Did Christopher Nolan Accidentally Kill the Theater Industry?

In the latest domino to fall in the stalemate between studios and theaters during the pandemic, Wonder Woman 1984 is slated to release in theaters on Christmas Day……as well as streaming on HBO Max the same day. Guess where I’ll be watching it? Just so we’re clear, nothing has changed regarding going to the theater in the middle of a pandemic: it’s still a dumb bitch move. Just don’t do it. But anyways, since Tenet forced theaters to reopen in September and then – in a completely predictable outcome to anybody with a brain – absolutely bombed domestically totalling only $56 million and topping out worldwide at $353 million, studios moved their remaining big releases of the year to next year (Dune, No Time to Die). 

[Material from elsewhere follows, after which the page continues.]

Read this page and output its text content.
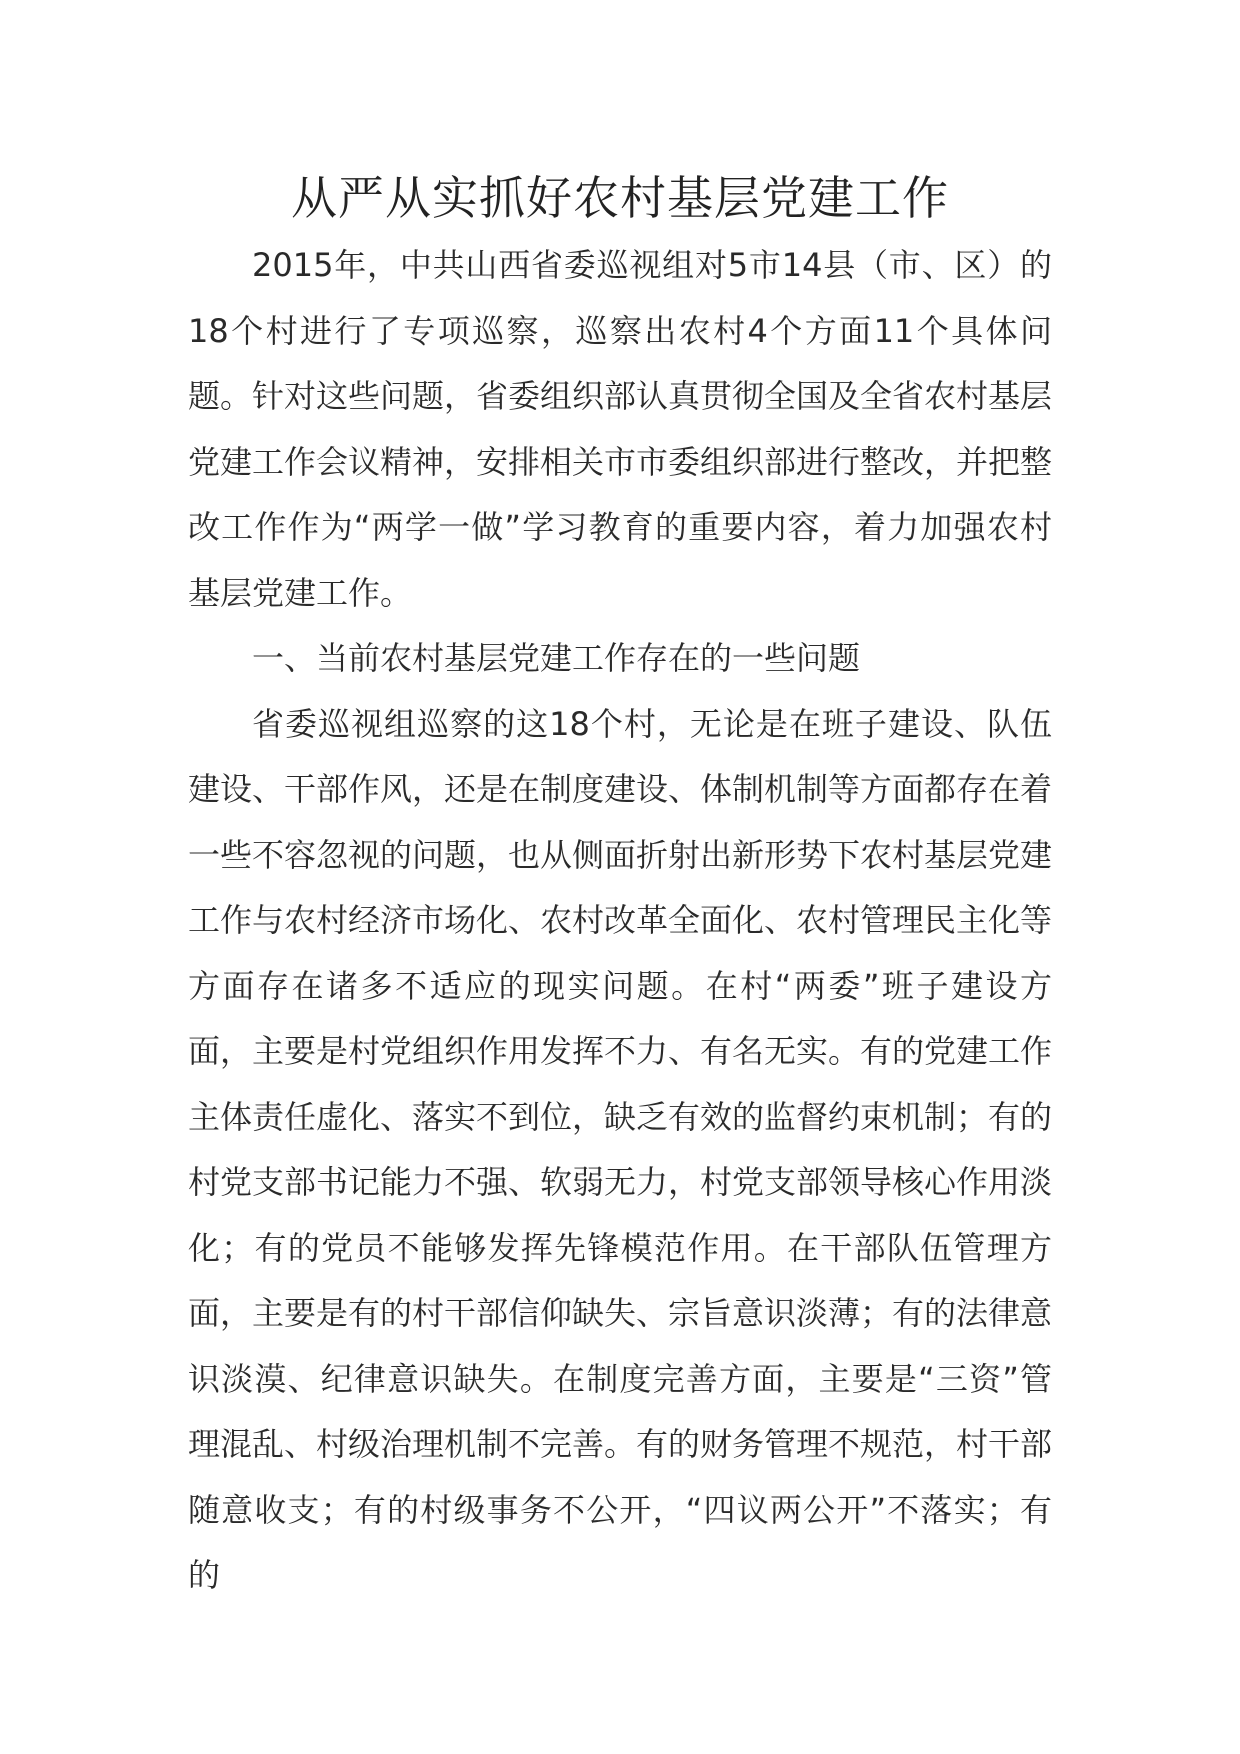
从严从实抓好农村基层党建工作

2015年，中共山西省委巡视组对5市14县（市、区）的18个村进行了专项巡察，巡察出农村4个方面11个具体问题。针对这些问题，省委组织部认真贯彻全国及全省农村基层党建工作会议精神，安排相关市市委组织部进行整改，并把整改工作作为“两学一做”学习教育的重要内容，着力加强农村基层党建工作。

一、当前农村基层党建工作存在的一些问题

省委巡视组巡察的这18个村，无论是在班子建设、队伍建设、干部作风，还是在制度建设、体制机制等方面都存在着一些不容忽视的问题，也从侧面折射出新形势下农村基层党建工作与农村经济市场化、农村改革全面化、农村管理民主化等方面存在诸多不适应的现实问题。在村“两委”班子建设方面，主要是村党组织作用发挥不力、有名无实。有的党建工作主体责任虚化、落实不到位，缺乏有效的监督约束机制；有的村党支部书记能力不强、软弱无力，村党支部领导核心作用淡化；有的党员不能够发挥先锋模范作用。在干部队伍管理方面，主要是有的村干部信仰缺失、宗旨意识淡薄；有的法律意识淡漠、纪律意识缺失。在制度完善方面，主要是“三资”管理混乱、村级治理机制不完善。有的财务管理不规范，村干部随意收支；有的村级事务不公开，“四议两公开”不落实；有的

I’ve written about the failure of Tenet already, but it bears repeating – they essentially punted on a $250-300 million return just to force it into theaters this year, in theaters that couldn’t fill at capacity and owned by chains that hadn’t completely reopened all their theaters. Nolan wanted Tenet to restart the theater industry, and it backfired. Two of the largest theater chains, AMC and Cineworld, have essentially declared that they are broker than Tilman Fertita at different points of the pandemic amid multiple shutdowns. And it begs a tough question. And listen, I don’t mean this in a reactionary “get his ass” sort of way, I love Nolan and I’m never gonna even begin to pretend to demonize him, but did he accidentally bring about the end he was trying to stop? Did he accidentally kill the theater industry in his aggressive act to try and save it?

As I’ve said before, one of the things I love about Nolan is how committed to the theatrical experience he is and seeing his movies in the largest cinematic format possible is always a treat for me. Interstellar had plenty of issues but watching it in 70mm IMAX was a religious experience. Again, it’s great that one of the biggest filmmakers is so committed to the theatrical experience. But that commitment, and his unwillingness to adapt to the circumstances, may have been the final straw of an industry that was already heavily struggling before the pandemic.  

There has been this growing austerity gap for theaters in the fact that the majority of filmgoers will only go see three types of films – Superhero films, Star Wars and Disney films – so basically just Disney films, and those films budgets require a billion dollar worldwide box office for them to be considered wins by the studios. The middle class film is almost nonexistent in the main theater chains. So you have both ends of the studio-theater relationship almost entirely dependent on films that are considered failures if they don’t gross at least half a billion and now that’s just off the table for at least the rest of the year. It’s this incredibly hostile situation where studios understandably don’t want to release their films in limited theatrical options, and where the theaters that are still open understandably don’t want to stay open unless they can screen these new films that can put butts in seats. Nobody is winning, and the very viability of the theatrical industry is the mass casualty to come from all this. 

Listen, Wonder Woman 1984 having a joint release on HBO Max, is simply not good for theaters. It’s a kick in the knees for an industry already blown to pieces. One of the only big titles in the coming months knows it can’t make any money in the theaters and is more content to punt on that money and simultaneously release it on streaming rather than just pushing it back a year. Not having that big of film to help them get back on their feet when it’s legitimately safe to go back to theaters and theaters can fill at capacity is a blow to their industry that can’t be understated. Whatever money was coming from that film has been compromised. 

It’s worth wondering where we would be had Tenet just simply moved to next year rather than force itself upon a theatrical industry unable to support it. Having theaters reopen and ramp back up promising them a big release to restart that economy and then it simply not happening has done possibly irreparable damage to the theater industry. Did Nolan accidentally kill the theater industry in his aggressive act to try and save it? Has that Dark Knight quote “you either die a hero or live long enough to see yourself become the villain” come back to haunt Nolan? Time will only tell, and hopefully theaters can recover once we have a vaccine. But it will always be stunningly strange that one of the biggest champions of the theatrical experience accidentally dealt a potential death blow to it.